Western blot analysis
After washing cells twice with PBS, whole cell lysates were extracted in M-PER mammalian protein extraction reagent (Thermo Scientific, Rockford, IL) by centrifugation (12000 g × 15 min, 4°C), and the protein concentration was determined using Bicinchoninic Acid (BCA) Kit (Sigma). Total protein (40–80 μg) was separated by electrophoresis on 10–12% SDS-polyacrylamide gels, and transferred to Immobilon®-P PVDF transfer membrane (Millipore, Bedford, MA). After immunoblotting, proteins were visualized using a PowerOpti-ECL Western blotting detection reagent (Animal Gentetics, Inc. Korea) and an ImageQuant LAS 4000 mini (GE Healthcare, Piscataway, NJ). Equal amount of proteins was analyzed by Western blotting using tubulin as a loading control and band intensities were quantified using ImageJ software (National Institutes of Health, USA).
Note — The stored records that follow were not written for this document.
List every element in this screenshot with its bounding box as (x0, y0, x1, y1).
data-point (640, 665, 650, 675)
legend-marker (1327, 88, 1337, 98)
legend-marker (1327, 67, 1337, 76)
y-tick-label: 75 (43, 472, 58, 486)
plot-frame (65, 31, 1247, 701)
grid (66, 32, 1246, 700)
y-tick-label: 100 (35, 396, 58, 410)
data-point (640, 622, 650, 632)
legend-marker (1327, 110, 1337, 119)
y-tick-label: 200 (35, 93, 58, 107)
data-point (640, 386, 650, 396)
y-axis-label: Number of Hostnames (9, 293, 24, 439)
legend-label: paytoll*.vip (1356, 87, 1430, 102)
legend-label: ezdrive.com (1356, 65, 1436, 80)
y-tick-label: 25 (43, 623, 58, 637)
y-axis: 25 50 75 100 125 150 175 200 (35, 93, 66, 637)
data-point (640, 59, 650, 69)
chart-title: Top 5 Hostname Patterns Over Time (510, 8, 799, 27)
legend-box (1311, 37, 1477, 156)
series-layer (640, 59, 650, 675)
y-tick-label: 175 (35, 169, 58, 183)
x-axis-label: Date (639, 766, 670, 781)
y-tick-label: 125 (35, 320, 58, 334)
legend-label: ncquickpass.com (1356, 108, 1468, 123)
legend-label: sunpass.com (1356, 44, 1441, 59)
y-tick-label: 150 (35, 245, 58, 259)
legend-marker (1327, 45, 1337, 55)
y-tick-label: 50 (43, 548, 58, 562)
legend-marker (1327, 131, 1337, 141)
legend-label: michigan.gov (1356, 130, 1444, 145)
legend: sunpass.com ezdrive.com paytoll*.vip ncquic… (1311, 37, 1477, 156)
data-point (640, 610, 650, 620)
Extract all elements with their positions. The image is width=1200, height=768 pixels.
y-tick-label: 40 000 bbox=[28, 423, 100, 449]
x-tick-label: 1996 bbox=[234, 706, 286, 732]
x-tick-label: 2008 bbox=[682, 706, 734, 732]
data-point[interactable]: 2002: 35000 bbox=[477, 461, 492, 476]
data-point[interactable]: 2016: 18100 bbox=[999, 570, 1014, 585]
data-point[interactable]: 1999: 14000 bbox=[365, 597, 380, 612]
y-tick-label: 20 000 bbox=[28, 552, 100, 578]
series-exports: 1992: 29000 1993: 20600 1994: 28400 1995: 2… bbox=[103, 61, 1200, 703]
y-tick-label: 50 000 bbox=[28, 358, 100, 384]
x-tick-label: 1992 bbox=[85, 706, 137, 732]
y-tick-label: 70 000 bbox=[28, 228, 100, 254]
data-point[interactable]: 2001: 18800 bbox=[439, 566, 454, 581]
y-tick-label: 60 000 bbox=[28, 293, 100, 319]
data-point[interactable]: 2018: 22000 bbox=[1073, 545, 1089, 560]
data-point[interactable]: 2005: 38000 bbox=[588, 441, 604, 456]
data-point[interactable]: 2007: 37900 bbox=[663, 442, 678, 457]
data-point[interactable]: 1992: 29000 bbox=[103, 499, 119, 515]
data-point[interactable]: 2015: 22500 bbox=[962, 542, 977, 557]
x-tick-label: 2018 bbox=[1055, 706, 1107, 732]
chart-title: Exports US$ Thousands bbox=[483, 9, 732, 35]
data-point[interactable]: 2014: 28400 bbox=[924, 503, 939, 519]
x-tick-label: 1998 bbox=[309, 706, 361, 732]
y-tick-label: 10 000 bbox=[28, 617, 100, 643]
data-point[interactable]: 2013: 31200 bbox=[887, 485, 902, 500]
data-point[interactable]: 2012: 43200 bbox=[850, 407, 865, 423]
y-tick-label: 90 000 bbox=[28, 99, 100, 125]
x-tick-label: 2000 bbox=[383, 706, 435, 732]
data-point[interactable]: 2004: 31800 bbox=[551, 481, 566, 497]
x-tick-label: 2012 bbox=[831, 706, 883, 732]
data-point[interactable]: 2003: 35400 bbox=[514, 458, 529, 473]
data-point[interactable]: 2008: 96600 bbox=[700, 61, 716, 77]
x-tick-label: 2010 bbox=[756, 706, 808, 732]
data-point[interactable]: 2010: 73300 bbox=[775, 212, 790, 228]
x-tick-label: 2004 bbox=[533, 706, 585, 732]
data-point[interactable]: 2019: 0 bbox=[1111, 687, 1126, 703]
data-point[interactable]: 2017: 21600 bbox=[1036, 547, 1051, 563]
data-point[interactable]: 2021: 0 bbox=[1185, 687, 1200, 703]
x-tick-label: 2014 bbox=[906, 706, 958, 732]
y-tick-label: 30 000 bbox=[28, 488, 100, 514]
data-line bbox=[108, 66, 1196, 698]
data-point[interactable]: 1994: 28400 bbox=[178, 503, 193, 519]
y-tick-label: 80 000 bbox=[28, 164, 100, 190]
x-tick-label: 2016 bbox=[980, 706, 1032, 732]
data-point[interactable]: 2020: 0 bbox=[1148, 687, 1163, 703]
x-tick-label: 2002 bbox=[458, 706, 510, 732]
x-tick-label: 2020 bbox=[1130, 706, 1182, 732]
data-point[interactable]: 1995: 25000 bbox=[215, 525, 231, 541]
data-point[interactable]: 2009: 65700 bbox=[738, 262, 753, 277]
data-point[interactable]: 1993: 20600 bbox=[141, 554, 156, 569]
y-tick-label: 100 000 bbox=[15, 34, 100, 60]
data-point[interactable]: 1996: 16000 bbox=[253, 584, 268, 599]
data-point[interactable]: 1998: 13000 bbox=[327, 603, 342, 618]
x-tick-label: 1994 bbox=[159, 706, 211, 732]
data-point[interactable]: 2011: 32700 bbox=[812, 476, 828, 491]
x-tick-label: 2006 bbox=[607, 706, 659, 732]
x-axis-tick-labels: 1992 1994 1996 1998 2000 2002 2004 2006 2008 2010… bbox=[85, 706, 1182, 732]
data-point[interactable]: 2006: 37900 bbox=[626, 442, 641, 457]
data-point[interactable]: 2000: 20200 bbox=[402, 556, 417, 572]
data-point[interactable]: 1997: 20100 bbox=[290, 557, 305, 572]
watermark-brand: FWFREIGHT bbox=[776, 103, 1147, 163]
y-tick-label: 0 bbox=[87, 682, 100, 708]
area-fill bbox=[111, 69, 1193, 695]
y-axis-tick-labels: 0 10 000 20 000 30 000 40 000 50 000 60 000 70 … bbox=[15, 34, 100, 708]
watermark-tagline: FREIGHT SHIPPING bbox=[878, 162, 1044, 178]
Preparation of standard solutions and SHT and analytical chromatic conditions
For the qualitative analysis, 10 standard compounds, paeoniflorin, liquiritin, nodakenin, benzoic acid, nodakenetin, decursinol, cinnamyl alcohol, cinnam aldehyde, decursin, and decursinal angelate, were prepared by dissolving in 100% methanol as described previously . Analytical SHT sample was prepared by dissolving powder in 100% H2O at a concentration of 40 mg/mL followed by filtration through a 0.45 μm filter. The main components profile of SHT was analyzed at the 254 nm UV wavelength using the Elite Lachrom HPLC system (Hitachi High-Technologies Co., Tokyo, Japan) consisting of pump (L-2130), auto-sampler (L-2200), column oven (L-2350), and diode array UV/VIS detector (L-2455). System control and data analyses were executed by EZchrom Elite software (verson 3.3.1a) system. The chromatographic separation was conducted with RS-tech C18 column (Optimapak C18, 4.6 × 250 mm, 5 μm, Daejeon, Korea) at 40°C and the injection volume was 10 μl. The mobile phase was a gradient elution of 1% acetic acid and acetonitrile at a flow rate of 1 ml/min, commencing with 5% acetonitrile for 5 min, linear gradient to 100% acetonitrile was applied over 70 min, and then maintained at 100% for 10 min.
Data are presented as the mean ± SD values of at least 3 independent experiments, unless otherwise specified. Statistical significance was analyzed by the two-tailed student’s t-test in Sigma Plot 8.0 software (SPSS Inc., Chicago, IL) and a P value of less than 0.05 was considered statistically significant.